Lifestyle hotels are gaining in popularity, with Accor set to roll out several venues featuring food, beverage and entertainment as a major drawcard. 

“Australia is still a young market for us, but we see huge growth potential,” co-chief executive of its joint-venture Ennismore group Gaurav Bhushan told The Australian Financial Review.

Accor will launch the hotels throughout Australia and New Zealand.

“We’re working on a whole bunch [of deals] and building the pipeline rapidly. There’s a lot going on,” Bhushan, who with Ennismore founder Sharan Pasricha, manages a portfolio of next-generation brands including 25hours, Hyde, Gleneagles, Hoxton, Jo&Joe, Mama Shelter, Mondrian, So and Tribe.

In the pipeline are four New Zealand hotels including a Jo&Joe and two Tribe hotels in Auckland and a Hyde in Queenstown.

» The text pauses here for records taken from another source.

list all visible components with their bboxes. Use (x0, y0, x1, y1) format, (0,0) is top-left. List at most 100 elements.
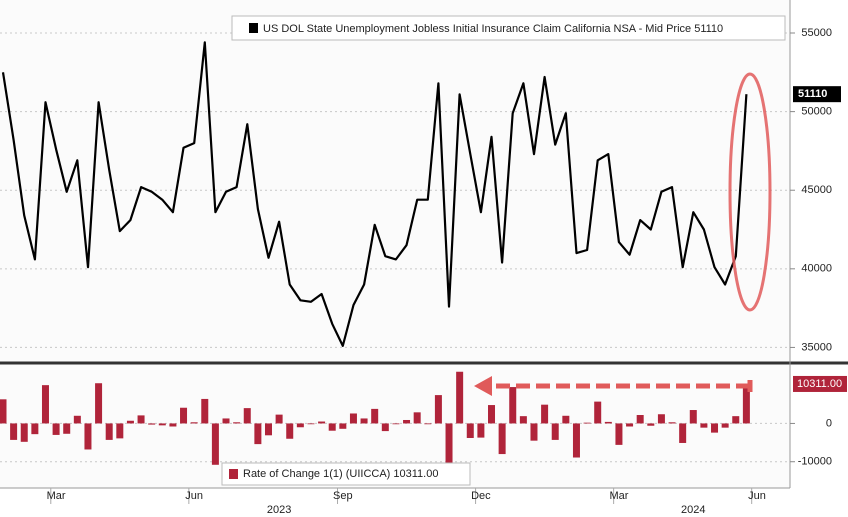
legend-box (221, 462, 471, 486)
bar (349, 413, 357, 424)
bar (657, 414, 665, 424)
bar (679, 423, 687, 443)
bar (307, 423, 315, 425)
y-tick-label: 35000 (801, 341, 832, 353)
bar (31, 423, 39, 435)
bar (413, 412, 421, 424)
arrow-head (474, 376, 492, 396)
y-tick-label: -10000 (798, 456, 832, 468)
bar (456, 371, 464, 424)
bar (488, 405, 496, 424)
bar (583, 422, 591, 424)
legend-label: Rate of Change 1(1) (UIICCA) 10311.00 (243, 468, 438, 480)
bar (562, 415, 570, 424)
bar (52, 423, 60, 435)
y-tick-label: 40000 (801, 263, 832, 275)
bar (318, 421, 326, 424)
bar (445, 423, 453, 478)
y-tick-label: 0 (826, 417, 832, 429)
bar (137, 415, 145, 424)
bar (626, 423, 634, 427)
x-tick-label: Jun (748, 490, 766, 502)
bar (700, 423, 708, 428)
legend-label: US DOL State Unemployment Jobless Initia… (263, 23, 723, 35)
bar (381, 423, 389, 432)
last-value-box (793, 86, 841, 103)
bar (148, 423, 156, 425)
last-value-box (793, 375, 847, 392)
bar (275, 414, 283, 424)
bar (498, 423, 506, 455)
bar (424, 423, 432, 425)
bar (10, 423, 18, 440)
bar (73, 415, 81, 424)
legend-box (231, 15, 786, 41)
bar (233, 422, 241, 424)
bar (211, 423, 219, 465)
bar (572, 423, 580, 458)
bar (0, 399, 7, 424)
x-group-label: 2023 (267, 504, 291, 516)
bar (190, 422, 198, 424)
bar (264, 423, 272, 436)
bar (742, 383, 750, 424)
bar (530, 423, 538, 441)
bar (158, 423, 166, 426)
bar (20, 423, 28, 442)
y-tick-label: 45000 (801, 184, 832, 196)
bar (466, 423, 474, 438)
bar (371, 408, 379, 424)
bar (254, 423, 262, 445)
bar (328, 423, 336, 431)
bar (509, 387, 517, 424)
line-series (1, 41, 748, 347)
x-tick-label: Jun (185, 490, 203, 502)
y-tick-label: 55000 (801, 27, 832, 39)
last-value-label: 10311.00 (797, 378, 842, 390)
bar (689, 410, 697, 424)
bar (721, 423, 729, 428)
last-value-label: 51110 (798, 88, 827, 100)
bar (339, 423, 347, 429)
bar (222, 418, 230, 424)
legend-swatch (249, 23, 258, 33)
bar (551, 423, 559, 440)
bar (105, 423, 113, 440)
x-group-label: 2024 (681, 504, 705, 516)
bar (169, 423, 177, 427)
legend-swatch (229, 469, 238, 479)
bar (201, 398, 209, 424)
bar (95, 383, 103, 424)
bar (126, 420, 134, 424)
x-tick-label: Sep (333, 490, 353, 502)
bar (636, 415, 644, 424)
bar (615, 423, 623, 445)
bar (541, 404, 549, 424)
x-tick-label: Dec (471, 490, 491, 502)
y-tick-label: 50000 (801, 106, 832, 118)
bar (180, 407, 188, 424)
bar (477, 423, 485, 438)
bar (711, 423, 719, 433)
plot-area (0, 0, 790, 488)
x-tick-label: Mar (47, 490, 66, 502)
bar (392, 423, 400, 425)
bar (243, 408, 251, 424)
bar (647, 423, 655, 426)
bar (604, 421, 612, 424)
bar (434, 395, 442, 424)
bar (360, 418, 368, 424)
bar (519, 416, 527, 424)
bar (296, 423, 304, 428)
bar (732, 416, 740, 424)
bar (63, 423, 71, 434)
bar (403, 419, 411, 424)
highlight-ellipse (728, 72, 772, 312)
bar (116, 423, 124, 439)
bar (41, 385, 49, 424)
bar (286, 423, 294, 439)
bar (594, 401, 602, 424)
bar (84, 423, 92, 450)
x-tick-label: Mar (609, 490, 628, 502)
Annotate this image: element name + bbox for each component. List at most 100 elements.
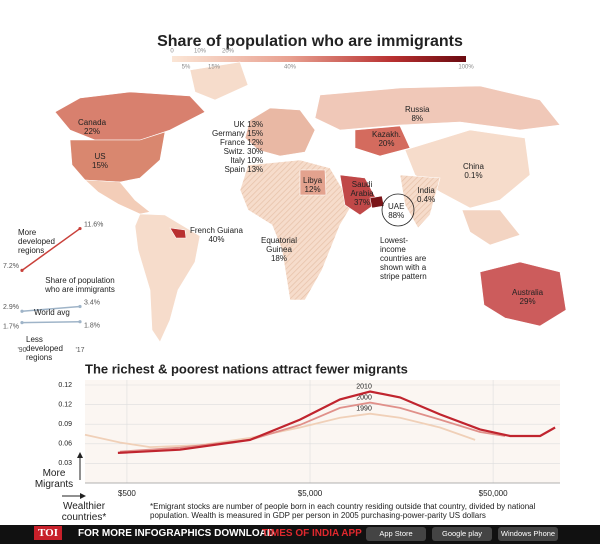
y-tick-label: 0.12 — [58, 382, 72, 389]
logo: TOI — [34, 526, 62, 540]
series-line — [21, 227, 81, 271]
x-tick-label: $500 — [118, 489, 136, 498]
country-name: French Guiana — [190, 226, 243, 235]
country-row: UK 13% — [212, 120, 263, 129]
europe-list: UK 13% Germany 15% France 12% Switz. 30% Ita… — [212, 120, 263, 174]
country-name: Canada — [78, 118, 107, 127]
arrow-head — [80, 493, 86, 499]
series-label: 2000 — [356, 394, 372, 401]
country-name: Equatorial Guinea — [260, 236, 298, 254]
country-name: Spain — [224, 165, 245, 174]
legend-label: 100% — [458, 65, 474, 71]
series-name: World avg — [34, 308, 70, 317]
country-name: Libya — [303, 176, 323, 185]
country-share: 18% — [270, 254, 287, 263]
point — [78, 226, 82, 231]
legend-label: 5% — [182, 65, 191, 71]
country-share: 88% — [388, 211, 405, 220]
series-label: 2010 — [356, 383, 372, 390]
footer-app: TIMES OF INDIA APP — [262, 528, 362, 539]
value-label: 3.4% — [84, 299, 100, 306]
mini-title: Share of population who are immigrants — [45, 276, 115, 294]
country-share: 29% — [519, 297, 536, 306]
country-share: 0.4% — [417, 195, 436, 204]
country-share: 0.1% — [464, 171, 483, 180]
country-name: UAE — [388, 202, 405, 211]
country-share: 20% — [378, 139, 395, 148]
country-name: US — [94, 152, 106, 161]
series-name: Less developed regions — [26, 335, 63, 362]
country-name: India — [417, 186, 435, 195]
country-share: 30% — [247, 147, 264, 156]
legend-label: 0 — [170, 49, 174, 55]
chart-title: The richest & poorest nations attract fe… — [85, 361, 408, 376]
country-name: Australia — [512, 288, 544, 297]
series-line — [21, 320, 81, 324]
country-share: 22% — [84, 127, 101, 136]
country-label: Canada 22% — [78, 118, 106, 136]
country-name: Germany — [212, 129, 245, 138]
point — [20, 321, 24, 325]
y-tick-label: 0.03 — [58, 460, 72, 467]
y-tick-label: 0.09 — [58, 421, 72, 428]
country-name: Italy — [230, 156, 245, 165]
country-share: 12% — [247, 138, 264, 147]
series-line — [84, 412, 476, 449]
point — [78, 320, 82, 324]
legend-label: 15% — [208, 65, 221, 71]
value-label: 1.8% — [84, 323, 100, 330]
footer: TOI FOR MORE INFOGRAPHICS DOWNLOAD TIMES… — [0, 525, 600, 544]
country-name: UK — [233, 120, 245, 129]
legend-label: 40% — [284, 65, 297, 71]
x-axis-title: Wealthier countries* — [61, 501, 107, 523]
country-row: France 12% — [212, 138, 263, 147]
x-tick-label: $5,000 — [298, 489, 323, 498]
footer-text: FOR MORE INFOGRAPHICS DOWNLOAD — [78, 528, 275, 539]
map — [54, 61, 567, 343]
country-share: 15% — [247, 129, 264, 138]
footnote: *Emigrant stocks are number of people bo… — [150, 502, 536, 520]
x-tick-label: '17 — [75, 347, 84, 354]
store-badge[interactable]: Google play — [432, 527, 492, 541]
x-tick-label: $50,000 — [479, 489, 508, 498]
series-line — [21, 305, 81, 312]
country-row: Italy 10% — [212, 156, 263, 165]
point — [20, 309, 24, 313]
legend-label: 20% — [222, 49, 235, 55]
series-label: 1990 — [356, 406, 372, 413]
value-label: 2.9% — [3, 304, 19, 311]
country-name: France — [220, 138, 245, 147]
country-row: Germany 15% — [212, 129, 263, 138]
country-row: Switz. 30% — [212, 147, 264, 156]
store-badge[interactable]: Windows Phone — [498, 527, 558, 541]
legend-scale — [172, 56, 466, 62]
series-line — [117, 390, 556, 454]
y-axis-title: More Migrants — [34, 468, 74, 490]
y-tick-label: 0.06 — [58, 441, 72, 448]
country-name: Switz. — [223, 147, 245, 156]
value-label: 1.7% — [3, 323, 19, 330]
country-name: China — [463, 162, 484, 171]
country-share: 13% — [247, 120, 264, 129]
point — [20, 268, 24, 272]
country-share: 40% — [208, 235, 225, 244]
country-name: Russia — [405, 105, 430, 114]
x-tick-label: '90 — [17, 347, 26, 354]
map-note: Lowest-income countries are shown with a… — [380, 236, 427, 281]
arrow-head — [77, 452, 83, 458]
country-share: 13% — [247, 165, 264, 174]
country-share: 37% — [353, 198, 370, 207]
country-name: Kazakh. — [372, 130, 401, 139]
store-badge[interactable]: App Store — [366, 527, 426, 541]
country-share: 8% — [411, 114, 423, 123]
country-row: Spain 13% — [212, 165, 263, 174]
country-name: Saudi Arabia — [350, 180, 374, 198]
country-share: 10% — [247, 156, 264, 165]
title: Share of population who are immigrants — [157, 33, 463, 50]
point — [78, 304, 82, 309]
series-name: More developed regions — [18, 228, 55, 255]
y-tick-label: 0.12 — [58, 401, 72, 408]
legend-label: 10% — [194, 49, 207, 55]
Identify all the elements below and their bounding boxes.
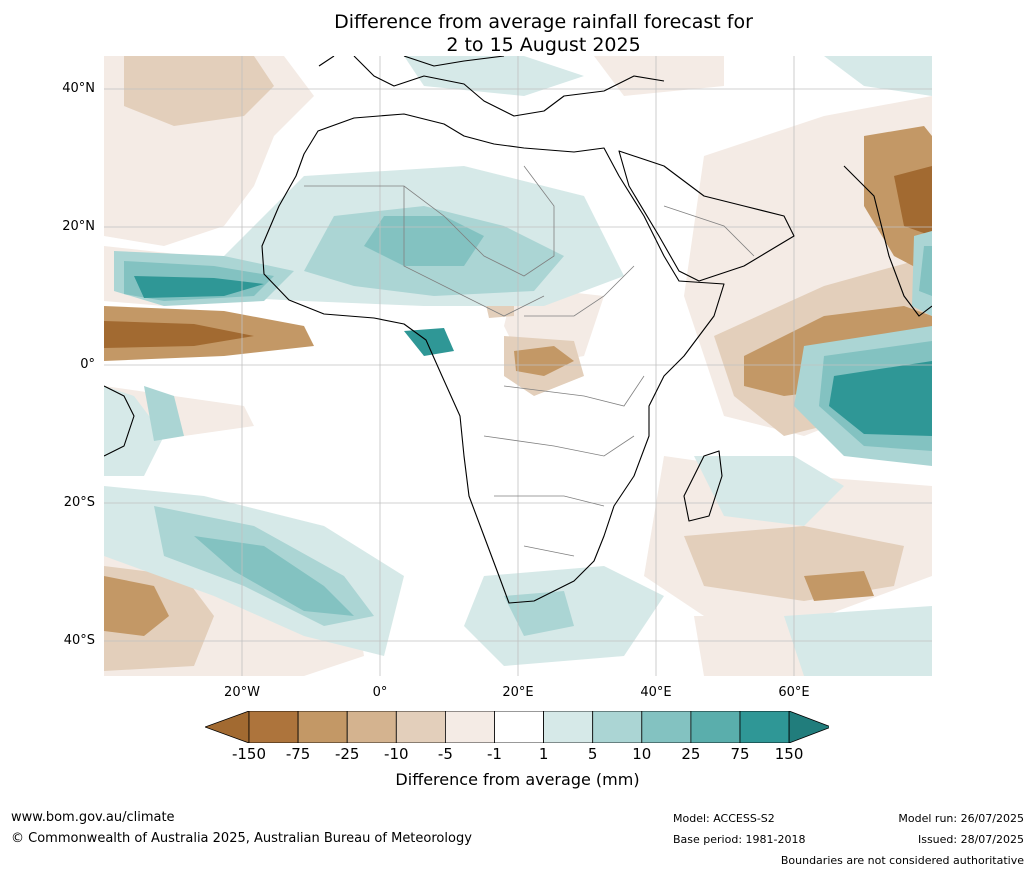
colorbar-box — [543, 711, 594, 743]
lon-label-60e: 60°E — [778, 685, 810, 700]
colorbar-tick-label: -150 — [231, 745, 267, 763]
colorbar-tick-label: 10 — [632, 745, 652, 763]
map-title-line-2: 2 to 15 August 2025 — [446, 34, 641, 56]
colorbar-box — [297, 711, 348, 743]
lon-label-20e: 20°E — [502, 685, 534, 700]
colorbar-box — [494, 711, 544, 743]
colorbar-box — [739, 711, 790, 743]
wet-anomaly-severe — [134, 276, 932, 436]
colorbar-tick-label: -1 — [487, 745, 502, 763]
arabia-coastline — [618, 150, 795, 282]
colorbar-extend-high — [788, 711, 829, 743]
footer-issued: Issued: 28/07/2025 — [917, 833, 1024, 846]
europe-coastline — [318, 56, 665, 117]
africa-coastline — [261, 113, 725, 604]
colorbar-tick-label: 1 — [538, 745, 549, 763]
colorbar-box — [395, 711, 446, 743]
footer-model-run: Model run: 26/07/2025 — [898, 812, 1024, 825]
south-america-coastline — [104, 385, 135, 457]
lat-label-20s: 20°S — [63, 495, 95, 510]
colorbar — [205, 711, 829, 743]
colorbar-box — [592, 711, 643, 743]
lat-label-40n: 40°N — [62, 81, 95, 96]
coastlines — [104, 56, 932, 604]
country-borders — [304, 165, 755, 557]
colorbar-tick-label: -10 — [384, 745, 409, 763]
colorbar-box — [346, 711, 397, 743]
lon-label-20w: 20°W — [224, 685, 260, 700]
footer-base-period: Base period: 1981-2018 — [673, 833, 806, 846]
colorbar-box — [690, 711, 741, 743]
india-coastline — [843, 165, 932, 317]
lat-label-40s: 40°S — [63, 633, 95, 648]
madagascar-coastline — [683, 450, 723, 522]
footer-disclaimer: Boundaries are not considered authoritat… — [780, 854, 1024, 867]
colorbar-label: Difference from average (mm) — [395, 770, 640, 789]
colorbar-tick-label: -5 — [437, 745, 453, 763]
rainfall-anomaly-map — [104, 56, 932, 676]
graticule — [104, 56, 932, 676]
lon-label-40e: 40°E — [640, 685, 672, 700]
colorbar-tick-label: -75 — [285, 745, 311, 763]
footer-copyright: © Commonwealth of Australia 2025, Austra… — [11, 831, 472, 846]
colorbar-tick-label: 150 — [774, 745, 804, 763]
dry-anomaly-severe — [104, 166, 932, 348]
colorbar-tick-label: -25 — [334, 745, 360, 763]
lon-label-0: 0° — [372, 685, 388, 700]
colorbar-tick-label: 25 — [681, 745, 701, 763]
lat-label-20n: 20°N — [62, 219, 95, 234]
colorbar-box — [444, 711, 495, 743]
colorbar-box — [641, 711, 692, 743]
colorbar-tick-label: 5 — [587, 745, 598, 763]
colorbar-tick-label: 75 — [730, 745, 750, 763]
lat-label-equator: 0° — [80, 357, 95, 372]
footer-website: www.bom.gov.au/climate — [11, 810, 175, 825]
footer-model: Model: ACCESS-S2 — [673, 812, 775, 825]
colorbar-extend-low — [205, 711, 250, 743]
map-title-line-1: Difference from average rainfall forecas… — [334, 11, 753, 33]
colorbar-box — [248, 711, 299, 743]
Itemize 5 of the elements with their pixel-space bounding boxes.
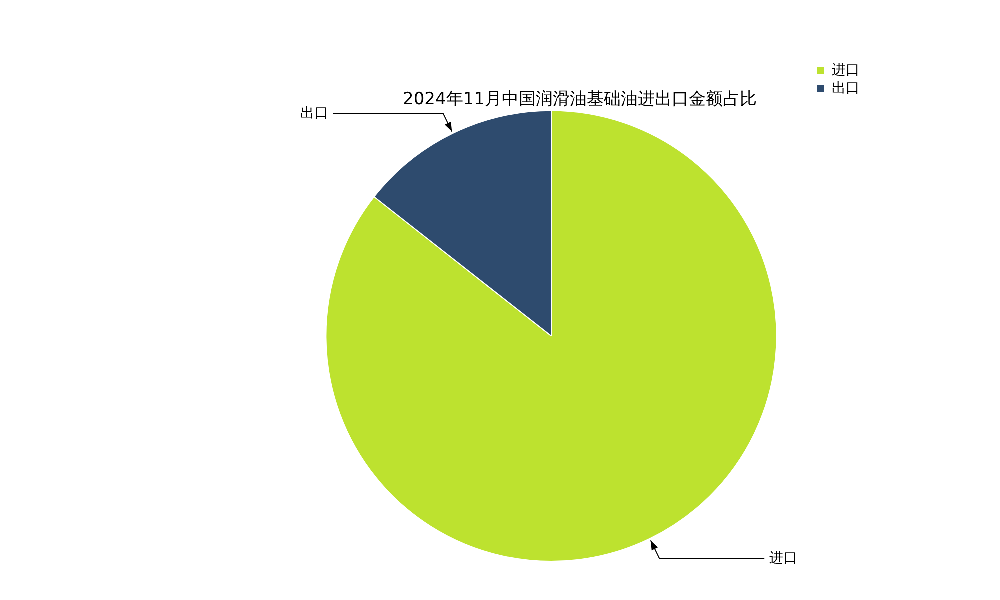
legend-label: 出口 [832, 80, 860, 97]
text: 2024年11月中国润滑油基础油进出口金额占比 [403, 90, 757, 110]
slice-label: 进口 [770, 550, 798, 566]
slice-label: 出口 [300, 105, 328, 122]
legend-label: 进口 [832, 62, 860, 79]
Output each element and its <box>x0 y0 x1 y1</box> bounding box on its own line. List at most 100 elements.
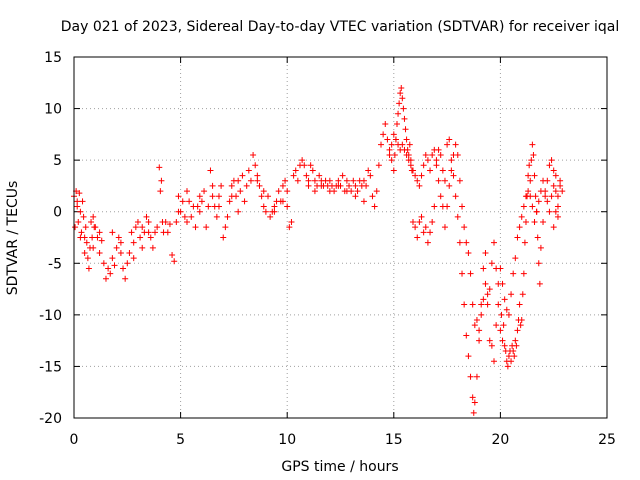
y-tick-labels: -20 -15 -10 -5 0 5 10 15 <box>39 50 62 427</box>
data-point <box>145 229 152 236</box>
data-point <box>290 172 297 179</box>
data-point <box>414 177 421 184</box>
data-point <box>157 188 164 195</box>
data-point <box>554 203 561 210</box>
data-point <box>305 182 312 189</box>
data-point <box>188 213 195 220</box>
data-point <box>382 121 389 128</box>
data-point <box>450 172 457 179</box>
data-point <box>519 291 526 298</box>
data-point <box>456 177 463 184</box>
data-point <box>384 136 391 143</box>
data-point <box>531 172 538 179</box>
y-tick-label: -15 <box>39 359 62 375</box>
data-point <box>90 244 97 251</box>
data-point <box>147 234 154 241</box>
data-point <box>183 188 190 195</box>
data-point <box>527 193 534 200</box>
data-point <box>484 301 491 308</box>
data-point <box>552 172 559 179</box>
data-point <box>459 203 466 210</box>
data-point <box>284 188 291 195</box>
data-point <box>196 193 203 200</box>
data-point <box>209 193 216 200</box>
data-point <box>473 317 480 324</box>
data-point <box>405 157 412 164</box>
data-point <box>228 193 235 200</box>
data-point <box>544 198 551 205</box>
data-point <box>77 208 84 215</box>
data-point <box>510 270 517 277</box>
data-point <box>378 141 385 148</box>
data-point <box>80 213 87 220</box>
data-point <box>521 239 528 246</box>
data-point <box>335 182 342 189</box>
data-point <box>354 188 361 195</box>
data-point <box>294 177 301 184</box>
x-tick-label: 15 <box>385 432 403 448</box>
data-point <box>134 219 141 226</box>
data-point <box>90 213 97 220</box>
data-point <box>352 193 359 200</box>
x-tick-label: 20 <box>491 432 509 448</box>
data-point <box>422 151 429 158</box>
axis-ticks <box>73 56 608 419</box>
data-point <box>409 167 416 174</box>
y-tick-label: 15 <box>44 50 62 66</box>
data-point <box>465 249 472 256</box>
data-point <box>478 301 485 308</box>
data-point <box>201 188 208 195</box>
data-point <box>307 162 314 169</box>
data-point <box>102 275 109 282</box>
data-point <box>254 177 261 184</box>
data-point <box>100 260 107 267</box>
y-axis-label: SDTVAR / TECUs <box>5 181 21 296</box>
data-point <box>499 337 506 344</box>
data-point <box>454 151 461 158</box>
data-point <box>491 358 498 365</box>
data-point <box>501 342 508 349</box>
data-point <box>380 131 387 138</box>
y-tick-label: -5 <box>48 256 62 272</box>
data-point <box>406 141 413 148</box>
data-point <box>74 198 81 205</box>
data-point <box>218 182 225 189</box>
data-point <box>510 347 517 354</box>
data-point <box>446 136 453 143</box>
data-point <box>397 90 404 97</box>
data-point <box>243 182 250 189</box>
data-point <box>279 182 286 189</box>
data-point <box>279 198 286 205</box>
plot-frame <box>73 56 608 419</box>
data-point <box>156 164 163 171</box>
data-point <box>76 190 83 197</box>
data-point <box>282 177 289 184</box>
data-point <box>497 327 504 334</box>
data-point <box>205 203 212 210</box>
data-point <box>414 234 421 241</box>
data-point <box>420 229 427 236</box>
data-point <box>435 177 442 184</box>
data-point <box>441 224 448 231</box>
x-tick-label: 0 <box>70 432 79 448</box>
data-point <box>393 121 400 128</box>
data-point <box>222 224 229 231</box>
data-point <box>401 115 408 122</box>
data-point <box>540 177 547 184</box>
data-point <box>162 219 169 226</box>
data-point <box>500 322 507 329</box>
data-point <box>260 188 267 195</box>
data-point <box>386 146 393 153</box>
data-point <box>166 221 173 228</box>
x-tick-label: 25 <box>598 432 616 448</box>
data-point <box>388 141 395 148</box>
data-point <box>139 244 146 251</box>
data-point <box>456 239 463 246</box>
data-point <box>363 182 370 189</box>
data-point <box>446 182 453 189</box>
data-point <box>444 203 451 210</box>
data-point <box>526 162 533 169</box>
data-point <box>81 249 88 256</box>
data-point <box>554 213 561 220</box>
data-point <box>179 198 186 205</box>
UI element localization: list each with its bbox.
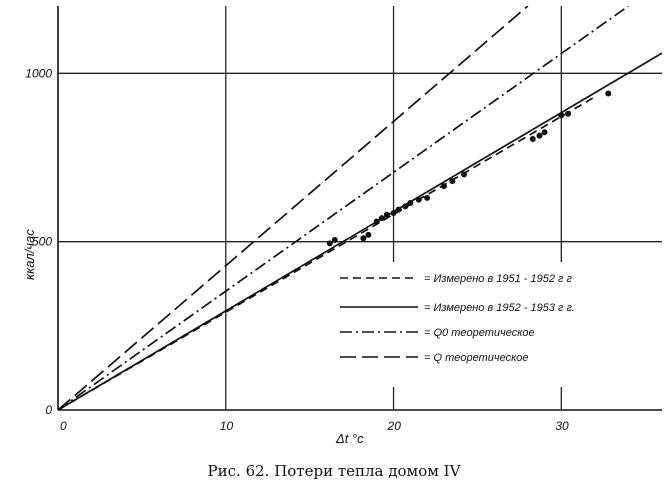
data-point — [461, 171, 468, 178]
data-point — [541, 129, 548, 136]
data-point — [395, 206, 402, 213]
x-axis-label: Δt °с — [335, 431, 364, 446]
legend-label-q-theoretical: = Q теоретическое — [424, 352, 529, 364]
figure-caption: Рис. 62. Потери тепла домом IV — [207, 462, 461, 480]
data-point — [424, 194, 431, 201]
axes — [57, 6, 662, 411]
legend-label-q0-theoretical: = Q0 теоретическое — [424, 327, 535, 339]
legend-background — [318, 262, 653, 387]
measurement-points — [326, 90, 612, 247]
y-tick-label-0: 0 — [45, 403, 52, 417]
data-point — [326, 240, 333, 247]
data-point — [440, 183, 447, 190]
x-tick-label-20: 20 — [387, 419, 402, 433]
data-point — [536, 132, 543, 139]
data-point — [365, 231, 372, 238]
legend: = Измерено в 1951 - 1952 г г = Измерено … — [318, 262, 653, 387]
data-point — [390, 210, 397, 217]
y-axis-label: ккал/час — [22, 229, 37, 280]
legend-label-measured-1952: = Измерено в 1952 - 1953 г г. — [424, 302, 575, 314]
x-tick-label-10: 10 — [220, 419, 234, 433]
x-tick-label-30: 30 — [555, 419, 569, 433]
data-point — [529, 135, 536, 142]
y-tick-label-500: 500 — [32, 235, 52, 249]
series-line-3-longdash — [58, 6, 529, 410]
data-point — [402, 203, 409, 210]
data-point — [558, 112, 565, 119]
data-point — [373, 218, 380, 225]
data-point — [415, 196, 422, 203]
data-point — [449, 178, 456, 185]
tick-labels: 0 10 20 30 0 500 1000 — [25, 66, 569, 433]
data-point — [360, 235, 367, 242]
legend-label-measured-1951: = Измерено в 1951 - 1952 г г — [424, 273, 573, 285]
x-tick-label-0: 0 — [60, 419, 67, 433]
y-tick-label-1000: 1000 — [25, 66, 52, 80]
heat-loss-chart: 0 10 20 30 0 500 1000 ккал/час Δt °с = Измерен… — [22, 6, 662, 446]
data-point — [565, 110, 572, 117]
grid — [58, 6, 662, 410]
data-point — [378, 215, 385, 222]
data-point — [605, 90, 612, 97]
series-line-2-dashdot — [58, 6, 629, 410]
data-point — [407, 199, 414, 206]
data-point — [383, 211, 390, 218]
data-point — [331, 236, 338, 243]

These complement So Melbourne, Mondrian Gold Coast and 25hours Sydney hotels which are expected to open between 2023 and 2025.

140 more hotels will be developed or converted and will be restaurant and nightlife destinations.

Next year, Ennismore will open a 105-room 25hours hotel at the site of the former Grand Pacific Blue Room nightclub in Oxford Street Paddington. It will feature a rooftop bar, restaurant, cafe and live entertainment facilities.

“A lifestyle hotel from our perspective is about trying to build a destination and is not just focused on the traveller,” Bhushan told the AFR.

“The focus is on the bar and restaurant and building a local community hub. We build hotels for what the local market wants. It’s not a cookie cutter model. Each location is different.

“Sometimes the best location is not the centre of the city. We like neighbourhood hotels in high residential density areas, where we can attract locals and travellers.”

Ennismore has done well for itself post pandemic.

“The vast majority are operating at pre-pandemic or above pre-pandemic levels. Our bars and restaurants returned to these levels last year,” Bhushan said.

The bounce back, which is different to what traditional hotels are seeing is attracting investors and developers.

“Half of our revenue comes from our bars and restaurants. Other hotel operators don’t focus that much on that part of the business but on the room part,” Bhushan said.

The move by Ennismore is in conjunction with co-owner Accor’s brand expansion in Australia.